The collecting of taxes in New Zealand is a lot simpler these days than it used to be. When I first started working, taxation was a key part of economic and social management. It was very complex and weighted towards providing incentives and penalties in almost every part of our economy.
When the Lange led Labour Government came to power in the nineteen eighties, they did away with the labyrinth of sales taxes and set up the Goods and Services Tax (GST). It was a consumption tax that few could avoid. Various lobby groups fought hard to be excluded, but the Minister of Finance, Roger Douglas, stuck to his guns and pushed it rapidly through Parliament. He made GST cover almost everything - apart from personally owned houses.
The shift from pay as you earn (PAYE) taxes to a higher consumption tax is again on the agenda it seems. In spite of pre-election pledges not to do so, John Key appears to be signaling a likely rise in GST to 15% and compensating payments to beneficiaries in the next budget. He is well aware that GST hits poor people the hardest.
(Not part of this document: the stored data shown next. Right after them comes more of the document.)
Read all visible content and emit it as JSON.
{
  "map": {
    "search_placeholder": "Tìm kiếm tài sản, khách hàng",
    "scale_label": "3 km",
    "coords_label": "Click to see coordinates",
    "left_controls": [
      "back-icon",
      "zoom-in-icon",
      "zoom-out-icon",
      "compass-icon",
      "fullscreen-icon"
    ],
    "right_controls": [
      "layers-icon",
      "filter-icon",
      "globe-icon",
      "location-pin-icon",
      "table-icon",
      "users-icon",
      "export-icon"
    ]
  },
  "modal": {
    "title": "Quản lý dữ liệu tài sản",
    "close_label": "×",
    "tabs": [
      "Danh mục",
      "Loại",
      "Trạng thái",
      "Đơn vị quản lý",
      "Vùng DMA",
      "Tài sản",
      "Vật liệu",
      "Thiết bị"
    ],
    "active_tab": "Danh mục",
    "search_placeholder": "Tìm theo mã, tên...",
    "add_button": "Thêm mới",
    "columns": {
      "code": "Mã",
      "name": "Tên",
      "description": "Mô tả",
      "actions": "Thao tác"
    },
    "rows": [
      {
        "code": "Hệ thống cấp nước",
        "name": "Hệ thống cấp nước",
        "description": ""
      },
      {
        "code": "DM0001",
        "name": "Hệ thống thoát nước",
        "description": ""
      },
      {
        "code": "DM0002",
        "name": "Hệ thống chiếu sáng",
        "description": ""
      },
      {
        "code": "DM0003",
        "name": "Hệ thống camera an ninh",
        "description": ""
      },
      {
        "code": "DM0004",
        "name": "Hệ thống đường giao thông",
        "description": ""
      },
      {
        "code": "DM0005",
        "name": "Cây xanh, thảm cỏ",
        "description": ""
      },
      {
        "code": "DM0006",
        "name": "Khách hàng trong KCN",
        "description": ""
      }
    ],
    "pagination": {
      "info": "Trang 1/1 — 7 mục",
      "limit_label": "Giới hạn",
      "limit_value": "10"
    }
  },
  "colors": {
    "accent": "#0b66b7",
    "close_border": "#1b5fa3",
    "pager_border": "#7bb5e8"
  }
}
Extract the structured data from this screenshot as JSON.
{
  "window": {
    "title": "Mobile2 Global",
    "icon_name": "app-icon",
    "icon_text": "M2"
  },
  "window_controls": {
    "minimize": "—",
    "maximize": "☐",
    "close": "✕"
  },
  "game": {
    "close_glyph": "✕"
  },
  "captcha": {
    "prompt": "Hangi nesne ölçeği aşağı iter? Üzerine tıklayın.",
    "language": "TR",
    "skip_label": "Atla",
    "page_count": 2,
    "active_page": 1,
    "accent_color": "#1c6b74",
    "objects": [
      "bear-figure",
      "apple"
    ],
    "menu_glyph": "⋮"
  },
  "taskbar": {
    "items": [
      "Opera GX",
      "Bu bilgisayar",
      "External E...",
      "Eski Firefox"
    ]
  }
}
Roger Douglas is not very impressed with the Prime Minister’s suggestions. He described them as “moving the furniture around on the Titanic”. As an unashamed monetarist, he is still promoting something like a 20% flat income tax and shrinking government services to bare essentials.
I doubt if John Key will take that sort of advice. He must have seen the widespread condemnation of Don Brash’s similar monetarist solutions for the economy and knows the electorate would not wear it. Instead, he is wetting his finger and feeling which way the wind is blowing.
I would like to see him stop playing around with tax reductions. It would surely make more sense to invest in education, research and development and new business incentives. I have seen other countries, like the USA, mess around with taxes and take their eye off the ball long enough to lose the game. We do not need to join them.